No início do mês, o jornal Público divulgou o aumento do número de crianças e jovens que recorreram aos hospitais com crises de ansiedade, sendo que os médicos explicitaram que são relatadas mudanças de humor, distúrbios do sono, medo do vírus e distúrbios alimentares. A título de exemplo, no hospital Dona Estefânia, estes casos aumentaram 50 por cento no início deste ano.

“Aquilo que nos dizem os pais, sobretudo, é que os alunos têm mais ansiedade, estão permanentemente à frente do computador e tornam-se irrequietos e isso é visível mesmo nas aulas”, salienta, contando que “os alunos estão cheios de saudades dos colegas, dos funcionários, dos professores” e adivinhando que esta segunda-feira “será um dia emotivo porque o convívio e a socialização, fazem-se muito com base na presença”.

 

“As escolas não são um perigo em si”

A seu lado, Jorge Ascenção, Presidente da Confederação Nacional das Associações de Pais, frisa que “a escola é fundamental para um desenvolvimento saudável e as crianças são as vítimas mais inocentes desta pandemia”, completando que “não é por acaso que temos um sistema educativo que, a par da familia, é uma instituição basilar na sociedade”.

“As escolas não são um perigo em si. O seu fecho aconteceu porque as pessoas não foram capazes de confinar e tentou reduzir-se a mobilidade, evitar que os pais saíssem de casa com a desculpa do transporte dos filhos”, lembra, recuando até ao dia 22 de janeiro, o primeiro em que os estabelecimentos de ensino estiveram encerrados.
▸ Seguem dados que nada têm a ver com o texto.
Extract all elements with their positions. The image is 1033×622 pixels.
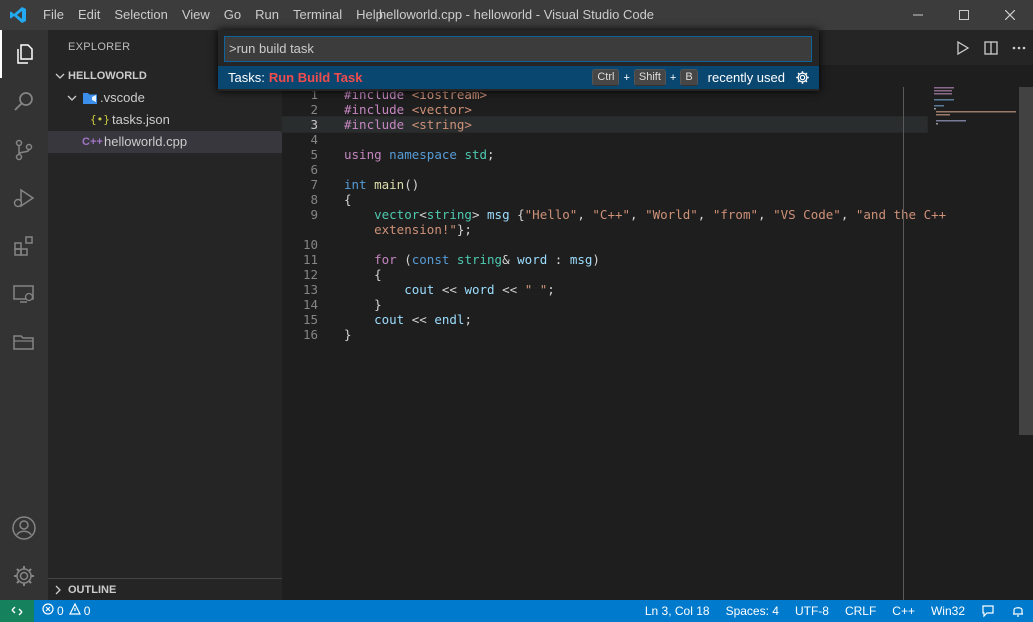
code-line: 11 for (const string& word : msg) — [302, 252, 600, 267]
close-button[interactable] — [987, 0, 1033, 30]
problems-indicator[interactable]: 0 0 — [34, 600, 98, 622]
tree-file-tasks-json[interactable]: {•} tasks.json — [48, 109, 282, 131]
explorer-icon[interactable] — [0, 30, 48, 78]
error-icon — [42, 600, 54, 622]
menu-file[interactable]: File — [36, 0, 71, 30]
more-actions-icon[interactable] — [1005, 30, 1033, 65]
search-icon[interactable] — [0, 78, 48, 126]
extensions-icon[interactable] — [0, 222, 48, 270]
command-palette: >run build task Tasks: Run Build Task Ct… — [218, 30, 819, 91]
cursor-position[interactable]: Ln 3, Col 18 — [637, 600, 718, 622]
account-icon[interactable] — [0, 504, 48, 552]
command-result-item[interactable]: Tasks: Run Build Task Ctrl + Shift + B r… — [218, 66, 819, 89]
code-line: 16} — [302, 327, 352, 342]
indentation[interactable]: Spaces: 4 — [718, 600, 787, 622]
menu-bar: File Edit Selection View Go Run Terminal… — [36, 0, 390, 30]
key-ctrl: Ctrl — [592, 69, 620, 86]
menu-help[interactable]: Help — [349, 0, 390, 30]
minimize-button[interactable] — [895, 0, 941, 30]
title-bar: File Edit Selection View Go Run Terminal… — [0, 0, 1033, 30]
keybinding: Ctrl + Shift + B — [592, 69, 698, 86]
settings-gear-icon[interactable] — [0, 552, 48, 600]
key-shift: Shift — [633, 69, 666, 86]
window-controls — [895, 0, 1033, 30]
encoding[interactable]: UTF-8 — [787, 600, 837, 622]
command-palette-input[interactable]: >run build task — [224, 36, 812, 62]
chevron-down-icon — [64, 93, 80, 103]
editor-scrollbar-thumb[interactable] — [1019, 87, 1033, 435]
remote-explorer-icon[interactable] — [0, 270, 48, 318]
notifications-bell-icon[interactable] — [1003, 600, 1033, 622]
code-line: 12 { — [302, 267, 382, 282]
menu-terminal[interactable]: Terminal — [286, 0, 349, 30]
minimap[interactable] — [932, 87, 1019, 147]
vscode-folder-icon — [80, 91, 100, 105]
key-b: B — [680, 69, 698, 86]
editor-actions — [949, 30, 1033, 65]
key-plus: + — [623, 71, 630, 84]
code-line: 6 — [310, 162, 318, 177]
outline-label: OUTLINE — [68, 583, 117, 596]
warning-icon — [68, 600, 81, 622]
menu-view[interactable]: View — [175, 0, 217, 30]
menu-go[interactable]: Go — [217, 0, 248, 30]
code-line: 9 vector<string> msg {"Hello", "C++", "W… — [310, 207, 947, 222]
file-label: helloworld.cpp — [104, 134, 188, 149]
folder-label: .vscode — [100, 90, 145, 105]
code-line: 5 using namespace std; — [310, 147, 495, 162]
end-of-line[interactable]: CRLF — [837, 600, 884, 622]
configure-task-gear-icon[interactable] — [785, 70, 819, 85]
status-bar: 0 0 Ln 3, Col 18 Spaces: 4 UTF-8 CRLF C+… — [0, 600, 1033, 622]
code-line: 14 } — [302, 297, 382, 312]
source-control-icon[interactable] — [0, 126, 48, 174]
editor-area: 1 #include <iostream> 2 #include <vector> … — [281, 30, 1033, 600]
workspace-root-label: HELLOWORLD — [68, 70, 147, 82]
maximize-button[interactable] — [941, 0, 987, 30]
key-plus: + — [669, 71, 677, 84]
explorer-sidebar: EXPLORER HELLOWORLD .vscode {•} tasks.js… — [48, 30, 282, 600]
editor-ruler — [903, 87, 904, 600]
status-right-group: Ln 3, Col 18 Spaces: 4 UTF-8 CRLF C++ Wi… — [637, 600, 1033, 622]
warning-count: 0 — [83, 604, 91, 618]
menu-selection[interactable]: Selection — [107, 0, 174, 30]
code-line: 8{ — [310, 192, 352, 207]
cpp-file-icon: C++ — [82, 136, 103, 148]
code-editor[interactable]: 1 #include <iostream> 2 #include <vector> … — [281, 87, 947, 342]
code-line: 2 #include <vector> — [310, 102, 472, 117]
code-line: 7 int main() — [310, 177, 420, 192]
chevron-right-icon — [48, 585, 68, 595]
json-file-icon: {•} — [90, 113, 110, 126]
code-line: 13 cout << word << " "; — [302, 282, 555, 297]
menu-edit[interactable]: Edit — [71, 0, 107, 30]
split-editor-icon[interactable] — [977, 30, 1005, 65]
chevron-down-icon — [52, 71, 68, 81]
run-play-icon[interactable] — [949, 30, 977, 65]
code-line: 10 — [302, 237, 318, 252]
tree-file-helloworld-cpp[interactable]: C++ helloworld.cpp — [48, 131, 282, 153]
result-prefix: Tasks: — [228, 70, 265, 85]
error-count: 0 — [57, 604, 64, 618]
run-debug-icon[interactable] — [0, 174, 48, 222]
code-line-wrapped: extension!"}; — [374, 222, 472, 237]
remote-indicator-icon[interactable] — [0, 600, 34, 622]
outline-section[interactable]: OUTLINE — [48, 578, 282, 600]
platform-config[interactable]: Win32 — [923, 600, 973, 622]
activity-bar — [0, 30, 48, 600]
folder-icon[interactable] — [0, 318, 48, 366]
code-line-current: 3 #include <string> — [281, 116, 928, 133]
recently-used-label: recently used — [707, 70, 785, 85]
language-mode[interactable]: C++ — [884, 600, 923, 622]
result-label: Run Build Task — [268, 70, 363, 85]
menu-run[interactable]: Run — [248, 0, 286, 30]
file-label: tasks.json — [112, 112, 170, 127]
code-line: 15 cout << endl; — [302, 312, 472, 327]
code-line: 4 — [310, 132, 318, 147]
feedback-icon[interactable] — [973, 600, 1003, 622]
vscode-logo-icon — [0, 0, 36, 30]
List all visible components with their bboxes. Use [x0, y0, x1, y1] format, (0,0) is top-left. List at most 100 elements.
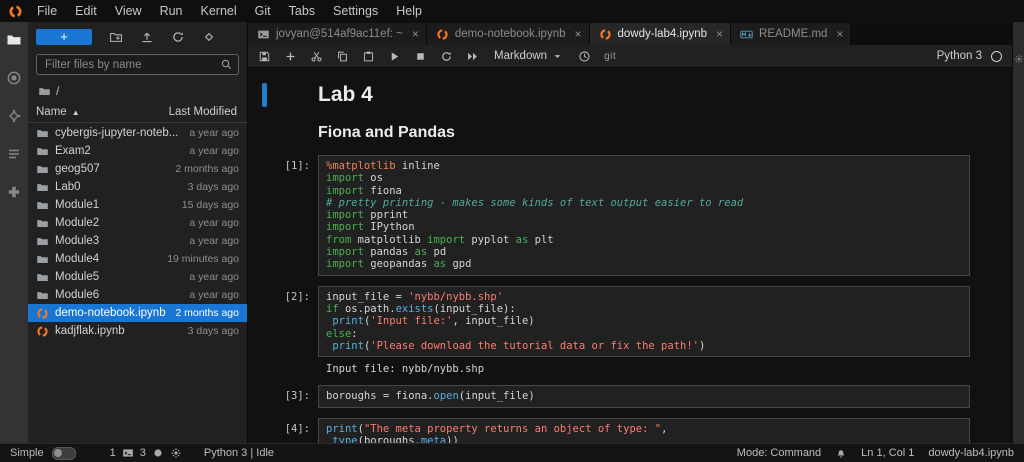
property-inspector-gear-icon[interactable]: [1014, 54, 1024, 64]
file-name: Exam2: [55, 145, 91, 157]
code-cell[interactable]: [4]: print("The meta property returns an …: [262, 417, 1012, 443]
paste-icon[interactable]: [362, 50, 375, 63]
sidebar-tab-toc[interactable]: [6, 146, 22, 162]
folder-icon: [36, 217, 49, 230]
menu-git[interactable]: Git: [246, 0, 280, 22]
folder-icon: [36, 253, 49, 266]
tab-demo-notebook-ipynb[interactable]: demo-notebook.ipynb ×: [426, 23, 590, 45]
file-row[interactable]: Lab0 3 days ago: [28, 178, 247, 196]
folder-icon: [36, 199, 49, 212]
file-row[interactable]: Exam2 a year ago: [28, 142, 247, 160]
filter-files-input[interactable]: [36, 54, 239, 75]
kernel-status-text[interactable]: Python 3 | Idle: [204, 447, 274, 459]
new-launcher-button[interactable]: +: [36, 29, 92, 45]
file-modified: 19 minutes ago: [167, 253, 239, 265]
column-last-modified[interactable]: Last Modified: [169, 106, 237, 118]
dock-tab-bar: jovyan@514af9ac11ef: ~ × demo-notebook.ipy…: [248, 22, 1012, 45]
file-modified: 2 months ago: [175, 163, 239, 175]
notebook-toolbar: Markdown git Python 3: [248, 45, 1012, 68]
file-row[interactable]: Module6 a year ago: [28, 286, 247, 304]
save-icon[interactable]: [258, 50, 271, 63]
running-sessions[interactable]: 1 3: [110, 447, 182, 459]
cell-type-dropdown[interactable]: Markdown: [492, 50, 565, 62]
file-row[interactable]: demo-notebook.ipynb 2 months ago: [28, 304, 247, 322]
sidebar-tab-files[interactable]: [6, 32, 22, 48]
new-folder-icon[interactable]: [109, 30, 123, 44]
sidebar-tab-extensions[interactable]: [6, 184, 22, 200]
simple-mode-toggle[interactable]: [51, 446, 76, 460]
gear-icon[interactable]: [170, 447, 182, 459]
file-list: cybergis-jupyter-noteb... a year ago Exam2…: [28, 123, 247, 443]
code-editor[interactable]: print("The meta property returns an obje…: [318, 417, 970, 443]
tab-dowdy-lab4-ipynb[interactable]: dowdy-lab4.ipynb ×: [589, 23, 732, 45]
cursor-position[interactable]: Ln 1, Col 1: [861, 447, 914, 459]
file-row[interactable]: geog507 2 months ago: [28, 160, 247, 178]
kernel-count: 3: [139, 447, 146, 459]
terminal-count: 1: [109, 447, 116, 459]
breadcrumb[interactable]: /: [28, 80, 247, 104]
code-editor[interactable]: input_file = 'nybb/nybb.shp' if os.path.e…: [318, 285, 970, 358]
menu-help[interactable]: Help: [387, 0, 431, 22]
cell-collapser[interactable]: [262, 83, 267, 107]
restart-icon[interactable]: [440, 50, 453, 63]
code-line: input_file = 'nybb/nybb.shp': [326, 290, 504, 303]
sidebar-tab-git[interactable]: [6, 108, 22, 124]
close-icon[interactable]: ×: [836, 28, 843, 40]
code-line: from matplotlib import pyplot as plt: [326, 233, 554, 246]
code-cell[interactable]: [2]: input_file = 'nybb/nybb.shp' if os.pa…: [262, 285, 1012, 376]
menu-tabs[interactable]: Tabs: [280, 0, 324, 22]
file-row[interactable]: Module2 a year ago: [28, 214, 247, 232]
add-icon[interactable]: [284, 50, 297, 63]
menu-kernel[interactable]: Kernel: [192, 0, 246, 22]
markdown-cell[interactable]: Fiona and Pandas: [262, 122, 1012, 143]
code-cell[interactable]: [1]: %matplotlib inline import os import fi…: [262, 155, 1012, 276]
file-name: geog507: [55, 163, 100, 175]
column-name[interactable]: Name ▲: [36, 106, 80, 118]
cut-icon[interactable]: [310, 50, 323, 63]
tab-jovyan-514af9ac11ef[interactable]: jovyan@514af9ac11ef: ~ ×: [248, 23, 427, 45]
file-modified: 15 days ago: [181, 199, 239, 211]
file-name: Lab0: [55, 181, 81, 193]
markdown-cell[interactable]: Lab 4: [262, 82, 1012, 108]
run-all-icon[interactable]: [466, 50, 479, 63]
menu-edit[interactable]: Edit: [66, 0, 106, 22]
close-icon[interactable]: ×: [412, 28, 419, 40]
refresh-icon[interactable]: [171, 30, 185, 44]
sidebar-tab-running[interactable]: [6, 70, 22, 86]
file-row[interactable]: Module5 a year ago: [28, 268, 247, 286]
file-row[interactable]: Module1 15 days ago: [28, 196, 247, 214]
copy-icon[interactable]: [336, 50, 349, 63]
tab-readme-md[interactable]: README.md ×: [731, 23, 852, 45]
file-row[interactable]: cybergis-jupyter-noteb... a year ago: [28, 124, 247, 142]
folder-icon: [36, 235, 49, 248]
kernel-status-icon[interactable]: [991, 50, 1002, 62]
home-folder-icon[interactable]: [38, 85, 51, 98]
notification-bell-icon[interactable]: [835, 447, 847, 459]
jupyterlab-window: File Edit View Run Kernel Git Tabs Settings Help…: [0, 0, 1024, 462]
menu-view[interactable]: View: [106, 0, 151, 22]
run-icon[interactable]: [388, 50, 401, 63]
menu-file[interactable]: File: [28, 0, 66, 22]
close-icon[interactable]: ×: [716, 28, 723, 40]
close-icon[interactable]: ×: [575, 28, 582, 40]
cell-body: input_file = 'nybb/nybb.shp' if os.path.e…: [318, 285, 970, 376]
git-toolbar-label[interactable]: git: [604, 51, 616, 62]
history-clock-icon[interactable]: [578, 50, 591, 63]
kernel-name[interactable]: Python 3: [937, 50, 982, 62]
menu-run[interactable]: Run: [151, 0, 192, 22]
cell-prompt: [2]:: [284, 290, 310, 303]
menu-settings[interactable]: Settings: [324, 0, 387, 22]
cell-body: Lab 4: [318, 82, 970, 108]
file-row[interactable]: Module3 a year ago: [28, 232, 247, 250]
git-clone-icon[interactable]: [202, 30, 216, 44]
main-dock-panel: jovyan@514af9ac11ef: ~ × demo-notebook.ipy…: [248, 22, 1012, 443]
code-editor[interactable]: boroughs = fiona.open(input_file): [318, 385, 970, 408]
code-cell[interactable]: [3]: boroughs = fiona.open(input_file): [262, 385, 1012, 408]
file-row[interactable]: kadjflak.ipynb 3 days ago: [28, 322, 247, 340]
code-editor[interactable]: %matplotlib inline import os import fiona #…: [318, 155, 970, 276]
simple-mode-label: Simple: [10, 447, 44, 459]
file-row[interactable]: Module4 19 minutes ago: [28, 250, 247, 268]
cell-body: boroughs = fiona.open(input_file): [318, 385, 970, 408]
stop-icon[interactable]: [414, 50, 427, 63]
upload-icon[interactable]: [140, 30, 154, 44]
“Quando uma sociedade desenvolvida, ou que se quer desenvolvida, fecha as escolas, algo grave está a acontecer”, diz, constatando que “o contágio agravou-se quando as mesmas estavam fechadas”.

Na ótica de Ascenção, as escolas “têm organização do cumprimento das regras, de esclarecimento, de acompanhamento e controlo” e constituem “talvez o local, para além de casa, mais seguro para as crianças”.

“Somos seres sociais, não fomos feitos para ficar fechados em casa. As crianças aprendem a contar dividindo rebuçados, sabem o que é a felicidade porque riem depois de estarem zangadas”, evoca, admitindo que se questiona acerca da escola à qual queremos voltar.

Confessando que o cenário que o mais preocupa é a possibilidade do desvanecimento parcial ou total da parceria entre a escola e a família no âmbito do regresso ao ensino presencial, enfatiza que “gostava que houvesse uma associação de pais em todas as escolas” para que esta simbiose continuasse a existir e dar frutos.

“A escola será a mesma que tínhamos, é necessário repensar toda a forma de trabalhar e relacionar”, declara, reconhecendo que “podemos discordar, mas temos de conciliar esforços, para que um bichinho que ninguém vê, que já nos ultrapassou na saúde pública, não nos vença também na educação”.